Cherry was busy noticing Mrs. Wick’s expensive flower-laden hat, and the numerous silver platters that a waiter had just removed from their table. What an elaborate dinner. But why? Surely not a romance? The cold, bored look on Mrs. Wick’s face was not romantic.

Then she recognized the man. He was Bally, the salesman. The one from whom Mrs. Wick bought most of the three doctors’ medications and supplies. Playing favorites? But Mrs. Wick had said Bally’s prices were lower, for the same items and quality, than the prices of the salesmen from other supply houses. Mrs. Wick had distinctly said she saved money for her employers by buying chiefly from Bally.

Just the same, Cherry thought, it looked odd for Irene to be accepting such an expensive dinner from Bally. As if Bally were rewarding her for throwing her employer’s purchases his way. Cherry said as much to Grey Russell, as they walked on.

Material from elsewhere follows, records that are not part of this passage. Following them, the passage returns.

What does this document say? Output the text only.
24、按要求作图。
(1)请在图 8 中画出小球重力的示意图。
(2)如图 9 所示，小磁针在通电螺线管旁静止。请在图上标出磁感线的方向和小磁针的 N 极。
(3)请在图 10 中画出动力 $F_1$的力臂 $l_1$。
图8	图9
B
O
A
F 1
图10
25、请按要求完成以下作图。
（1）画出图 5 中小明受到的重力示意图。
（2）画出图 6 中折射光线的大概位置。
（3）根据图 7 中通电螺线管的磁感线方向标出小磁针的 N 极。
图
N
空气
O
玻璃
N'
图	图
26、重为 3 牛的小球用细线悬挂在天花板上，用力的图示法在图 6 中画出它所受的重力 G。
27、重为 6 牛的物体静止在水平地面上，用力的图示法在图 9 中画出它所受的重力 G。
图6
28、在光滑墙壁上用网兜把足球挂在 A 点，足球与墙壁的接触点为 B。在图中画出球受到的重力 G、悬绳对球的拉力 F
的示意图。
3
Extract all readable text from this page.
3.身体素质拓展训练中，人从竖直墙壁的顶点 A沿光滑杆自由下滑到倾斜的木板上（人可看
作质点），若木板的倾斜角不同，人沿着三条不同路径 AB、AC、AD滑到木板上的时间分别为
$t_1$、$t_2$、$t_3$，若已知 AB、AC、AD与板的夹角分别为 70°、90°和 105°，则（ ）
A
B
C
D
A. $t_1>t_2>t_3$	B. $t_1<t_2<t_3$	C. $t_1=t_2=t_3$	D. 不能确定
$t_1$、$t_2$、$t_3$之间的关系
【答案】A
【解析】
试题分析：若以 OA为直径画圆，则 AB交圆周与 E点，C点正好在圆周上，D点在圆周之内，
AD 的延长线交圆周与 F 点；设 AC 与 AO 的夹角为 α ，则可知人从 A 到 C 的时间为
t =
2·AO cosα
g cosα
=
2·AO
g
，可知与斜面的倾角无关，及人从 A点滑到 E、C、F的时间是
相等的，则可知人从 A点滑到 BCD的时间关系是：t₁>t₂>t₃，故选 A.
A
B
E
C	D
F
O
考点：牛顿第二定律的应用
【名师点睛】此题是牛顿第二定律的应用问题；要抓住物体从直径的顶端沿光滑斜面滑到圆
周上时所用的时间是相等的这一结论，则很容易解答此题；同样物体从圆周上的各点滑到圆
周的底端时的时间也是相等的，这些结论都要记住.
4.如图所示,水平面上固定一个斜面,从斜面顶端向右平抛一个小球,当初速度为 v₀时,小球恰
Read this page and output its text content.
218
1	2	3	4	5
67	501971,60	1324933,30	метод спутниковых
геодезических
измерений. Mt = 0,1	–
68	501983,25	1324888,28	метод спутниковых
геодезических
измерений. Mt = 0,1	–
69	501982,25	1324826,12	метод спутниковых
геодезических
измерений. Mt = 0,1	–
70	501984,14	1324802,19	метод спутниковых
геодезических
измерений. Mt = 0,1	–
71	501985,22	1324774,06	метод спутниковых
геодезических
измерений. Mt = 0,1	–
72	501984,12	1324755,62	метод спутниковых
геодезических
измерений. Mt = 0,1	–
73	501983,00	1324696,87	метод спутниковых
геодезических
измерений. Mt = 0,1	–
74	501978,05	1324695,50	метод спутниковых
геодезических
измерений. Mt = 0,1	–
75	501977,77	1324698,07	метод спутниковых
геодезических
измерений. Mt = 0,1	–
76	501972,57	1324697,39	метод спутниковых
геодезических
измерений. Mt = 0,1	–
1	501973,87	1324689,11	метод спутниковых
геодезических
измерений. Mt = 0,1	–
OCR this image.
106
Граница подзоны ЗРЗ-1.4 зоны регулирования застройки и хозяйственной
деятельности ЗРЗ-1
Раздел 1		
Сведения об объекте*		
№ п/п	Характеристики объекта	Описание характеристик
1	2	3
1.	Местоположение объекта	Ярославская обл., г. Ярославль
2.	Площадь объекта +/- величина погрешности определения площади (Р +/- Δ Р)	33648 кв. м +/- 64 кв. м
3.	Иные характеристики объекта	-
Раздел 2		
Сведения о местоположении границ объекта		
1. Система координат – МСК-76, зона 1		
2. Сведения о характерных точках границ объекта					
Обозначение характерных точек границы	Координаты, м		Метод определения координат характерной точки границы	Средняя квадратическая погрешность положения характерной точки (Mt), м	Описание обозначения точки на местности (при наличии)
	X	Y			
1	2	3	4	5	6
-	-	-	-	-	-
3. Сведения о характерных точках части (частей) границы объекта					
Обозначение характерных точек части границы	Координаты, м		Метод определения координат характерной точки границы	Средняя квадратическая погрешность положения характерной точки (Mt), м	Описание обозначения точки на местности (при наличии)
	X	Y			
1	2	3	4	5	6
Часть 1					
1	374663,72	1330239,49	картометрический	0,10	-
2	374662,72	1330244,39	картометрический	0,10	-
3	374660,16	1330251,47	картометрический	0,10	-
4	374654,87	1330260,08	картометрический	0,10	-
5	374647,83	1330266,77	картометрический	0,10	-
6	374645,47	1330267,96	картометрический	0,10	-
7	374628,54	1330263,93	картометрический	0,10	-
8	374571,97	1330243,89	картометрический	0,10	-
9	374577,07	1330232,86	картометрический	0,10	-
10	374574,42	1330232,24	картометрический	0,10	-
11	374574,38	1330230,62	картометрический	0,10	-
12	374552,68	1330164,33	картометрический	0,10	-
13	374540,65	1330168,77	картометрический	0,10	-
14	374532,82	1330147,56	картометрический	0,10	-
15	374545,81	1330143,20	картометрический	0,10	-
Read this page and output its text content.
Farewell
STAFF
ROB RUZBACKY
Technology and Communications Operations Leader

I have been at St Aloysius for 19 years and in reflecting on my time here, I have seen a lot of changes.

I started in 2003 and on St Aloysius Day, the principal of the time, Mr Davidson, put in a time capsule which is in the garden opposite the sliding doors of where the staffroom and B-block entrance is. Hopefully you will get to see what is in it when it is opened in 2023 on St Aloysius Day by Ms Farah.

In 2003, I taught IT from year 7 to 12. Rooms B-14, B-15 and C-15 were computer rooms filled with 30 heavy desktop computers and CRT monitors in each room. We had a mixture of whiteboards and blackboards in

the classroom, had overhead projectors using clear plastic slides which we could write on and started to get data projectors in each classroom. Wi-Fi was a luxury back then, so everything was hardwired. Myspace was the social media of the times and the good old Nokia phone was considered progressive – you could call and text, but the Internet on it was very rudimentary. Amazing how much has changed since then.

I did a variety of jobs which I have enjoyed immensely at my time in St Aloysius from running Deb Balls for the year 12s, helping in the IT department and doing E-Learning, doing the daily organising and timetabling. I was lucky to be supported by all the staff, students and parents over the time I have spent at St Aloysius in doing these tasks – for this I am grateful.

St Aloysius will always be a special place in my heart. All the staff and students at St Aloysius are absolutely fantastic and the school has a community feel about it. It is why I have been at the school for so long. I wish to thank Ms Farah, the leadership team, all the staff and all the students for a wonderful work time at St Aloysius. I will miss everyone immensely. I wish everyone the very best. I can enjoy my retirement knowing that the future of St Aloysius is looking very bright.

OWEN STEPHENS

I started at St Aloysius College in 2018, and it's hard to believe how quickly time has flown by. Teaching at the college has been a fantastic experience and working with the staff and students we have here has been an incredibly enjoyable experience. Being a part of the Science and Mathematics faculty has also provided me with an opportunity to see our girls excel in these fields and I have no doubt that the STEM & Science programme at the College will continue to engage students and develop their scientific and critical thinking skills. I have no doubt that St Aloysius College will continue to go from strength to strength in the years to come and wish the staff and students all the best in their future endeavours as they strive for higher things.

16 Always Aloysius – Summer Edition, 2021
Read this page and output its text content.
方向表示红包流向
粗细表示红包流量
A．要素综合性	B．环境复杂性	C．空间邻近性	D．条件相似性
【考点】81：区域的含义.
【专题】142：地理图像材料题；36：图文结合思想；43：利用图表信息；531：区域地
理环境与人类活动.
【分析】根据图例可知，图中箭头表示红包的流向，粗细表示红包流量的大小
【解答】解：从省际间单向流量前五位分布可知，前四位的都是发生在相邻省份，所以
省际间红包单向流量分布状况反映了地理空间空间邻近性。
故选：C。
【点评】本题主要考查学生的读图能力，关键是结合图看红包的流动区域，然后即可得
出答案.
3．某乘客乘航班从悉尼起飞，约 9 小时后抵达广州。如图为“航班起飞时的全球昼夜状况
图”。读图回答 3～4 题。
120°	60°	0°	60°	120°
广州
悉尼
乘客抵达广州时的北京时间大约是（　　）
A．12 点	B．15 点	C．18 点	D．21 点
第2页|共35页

“I agree with you,” he said, “except that ‘business entertaining’ is commonplace. Bally earns a commission on every sale he makes. Our medical secretary, who buys supplies for three physicians and our laboratory, is a valuable customer. If Bally wants to provide Irene with an incentive to buy from him instead of from his competitors—well, it’s legal.”

“I can’t help feeling she’s trading on her position in Dr. Fairall’s office,” Cherry said.

“Sure she is,” Grey said. “Still, it’s just a dinner. Call it Bally’s expression of thanks, or good will.”

“It isn’t strictly ethical of her to accept,” Cherry insisted.

“Right. It’s a small matter, though. I imagine Bill Fairall wouldn’t mind.” Grey sounded bored. He said in a livelier tone, “I had an idea during dinner about Henry J.”

Cherry was glad to change the subject to something more pleasant.

“Instead of driving a taxi all night,” the young doctor said, “why couldn’t Henry J. be one of the waiter-entertainers at the Stage Door? If he’d want to, that is. He’d have better hours and be able to give Leslie and the baby more help. He’d probably earn more, too.”

“And have more fun at his work,” Cherry said.

“I know some of the people who operate the restaurant,” Grey said. “They’re always looking for talented young people. No sooner do they train a boy or a girl to wait on tables, than he or she leaves for a job in a play or with a touring company.”

“We’ll ask Henry J.,” Cherry said. “What do you suppose the J. stands for?”

Grey laughed. “Some awful name, probably. I’ll bet we never find out.”